Bugzilla – Full Text Bug Listing
|Summary:||remove time-limit from chunk configuration|
Description mminella 2013-01-17 15:46:05 UTC
In section 5.2.1 on page 18, the time-limit attribute on a chunk should be removed since the only two checkpoint policy options are item or custom.
Comment 1 cvignola 2013-01-17 16:07:01 UTC
When policy=item, item-count specifies the (desired maximum) number of items per chunk - i.e. after item-count items have been read, take a checkpoint. So it's like SpringBatch's commit-interval. The time-limit is a qualifier for policy=item to allow the job developer to configure a time-limit on the chunk to help it avoid unexpected transaction timeouts. The item-count and time-limit always work together when policy=item. The effect of item-count and time-limit is that you can optionally end the chunk and checkpoint when either: item-count items have been processed or time-limit is reached. Defaults: item-count=10 time-limit=0 (unlimited) Result is that chunk size is consistently 10. Some examples: item-count=10 time-limit=30 Result is chunk size is variably 10, because a checkpoint is taken after every 10 items or 30 seconds, whichever comes first. I think avoiding transaction timeout via deterministic configuration is better than trial and error and hoping for no surprises during production runs. I think not having to implement a custom policy for this is a nice feature. Now one might claim variable chunk size is a bad idea. Or that time-limit over reaches and concepts like that should be relegated exclusively to custom policies. Or perhaps there are other concerns not yet raised. Where do you side?

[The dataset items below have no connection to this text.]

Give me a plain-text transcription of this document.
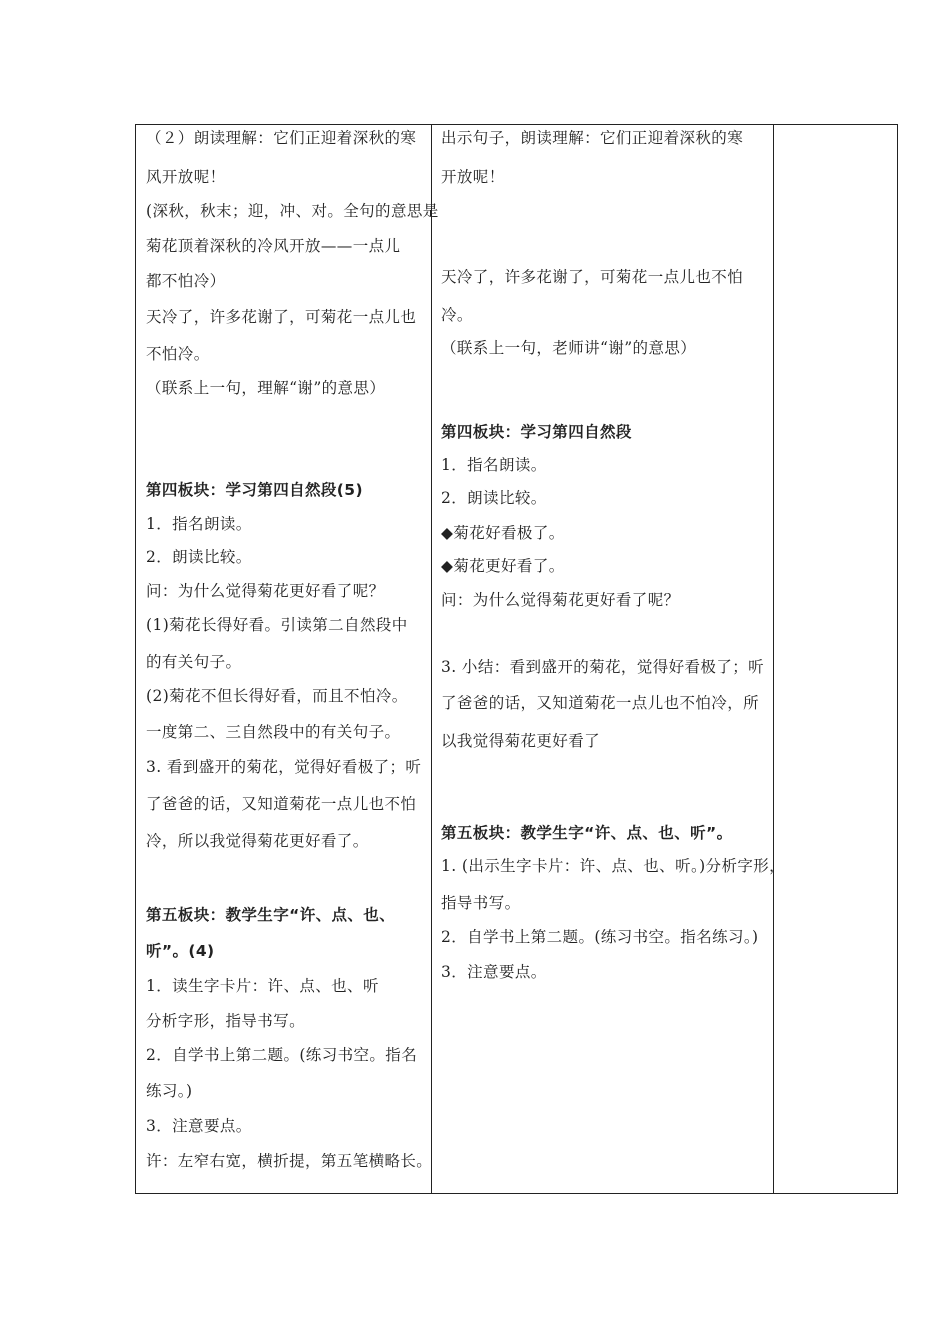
（２）朗读理解：它们正迎着深秋的寒
风开放呢！
(深秋，秋末；迎，冲、对。全句的意思是
菊花顶着深秋的冷风开放——一点儿
都不怕冷）
天冷了，许多花谢了，可菊花一点儿也
不怕冷。
（联系上一句，理解“谢”的意思）
第四板块：学习第四自然段(5)
1．指名朗读。
2．朗读比较。
问：为什么觉得菊花更好看了呢？
(1)菊花长得好看。引读第二自然段中
的有关句子。
(2)菊花不但长得好看，而且不怕冷。
一度第二、三自然段中的有关句子。
3. 看到盛开的菊花，觉得好看极了；听
了爸爸的话，又知道菊花一点儿也不怕
冷，所以我觉得菊花更好看了。
第五板块：教学生字“许、点、也、
听”。(4)
1．读生字卡片：许、点、也、听
分析字形，指导书写。
2．自学书上第二题。(练习书空。指名
练习。)
3．注意要点。
许：左窄右宽，横折提，第五笔横略长。
出示句子，朗读理解：它们正迎着深秋的寒
开放呢！
天冷了，许多花谢了，可菊花一点儿也不怕
冷。
（联系上一句，老师讲“谢”的意思）
第四板块：学习第四自然段
1．指名朗读。
2．朗读比较。
◆菊花好看极了。
◆菊花更好看了。
问：为什么觉得菊花更好看了呢？
3. 小结：看到盛开的菊花，觉得好看极了；听
了爸爸的话，又知道菊花一点儿也不怕冷，所
以我觉得菊花更好看了
第五板块：教学生字“许、点、也、听”。
1. (出示生字卡片：许、点、也、听。)分析字形，
指导书写。
2．自学书上第二题。(练习书空。指名练习。)
3．注意要点。
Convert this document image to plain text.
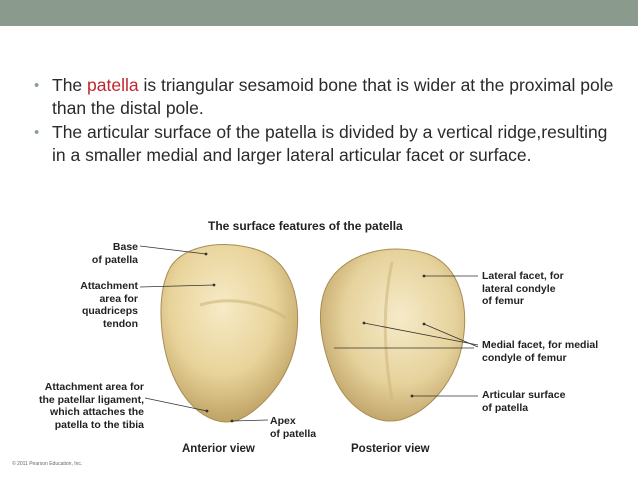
• The patella is triangular sesamoid bone that is wider at the proximal pole than the distal pole.
• The articular surface of the patella is divided by a vertical ridge,resulting in a smaller medial and larger lateral articular facet or surface.
The surface features of the patella
Base
of patella
Attachment
area for
quadriceps
tendon
Attachment area for
the patellar ligament,
which attaches the
patella to the tibia	Apex
of patella
Lateral facet, for
lateral condyle
of femur
Medial facet, for medial
condyle of femur
Articular surface
of patella
Anterior view	Posterior view
© 2011 Pearson Education, Inc.
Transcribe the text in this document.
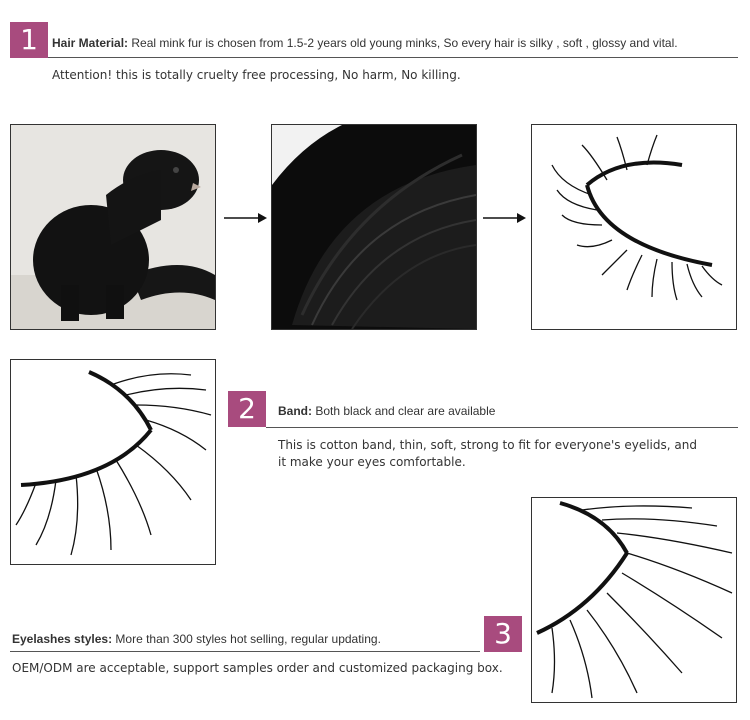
1	Hair Material: Real mink fur is chosen from 1.5-2 years old young minks, So every hair is silky , soft , glossy and vital.
Attention! this is totally cruelty free processing, No harm, No killing.
2	Band: Both black and clear are available
This is cotton band, thin, soft, strong to fit for everyone's eyelids, and
it make your eyes comfortable.
Eyelashes styles: More than 300 styles hot selling, regular updating.	3
OEM/ODM are acceptable, support samples order and customized packaging box.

Comment 2 mminella 2013-01-17 17:32:35 UTC
Instead of having another configuration facet like this, I'd rather handle that with composition (that's the way we handle it in SB). if you want to add a timeout to your chunk completion policy, you can create a composite custom policy that handles both of these scenarios. With regards to not needing to implement this as a nice feature, there is nothing to preclude an implementer to provide a composite policy and a timeout implementation as well with their distribution.
Comment 3 cvignola 2013-01-17 18:09:20 UTC
What you say is true. But why shouldn't the spec include time-limit? I think the use case it covers is pervasive enough to warrant it being an intrinsic behavior.
Comment 4 mminella 2013-01-17 19:29:36 UTC
With this attribute being re-inroduced, does that mean that leaving item-count off and configuring time-limit=30 is acceptable?
Comment 5 cvignola 2013-01-24 20:18:10 UTC
(In reply to comment #4) It is valid syntax. Remember the default for item-count is 10. So specifying time-limit=30 alone would mean checkpoint chunk every 10 items or 30 seconds, whichever comes first. > With this attribute being re-inroduced, does that mean that leaving item-count > off and configuring time-limit=30 is acceptable?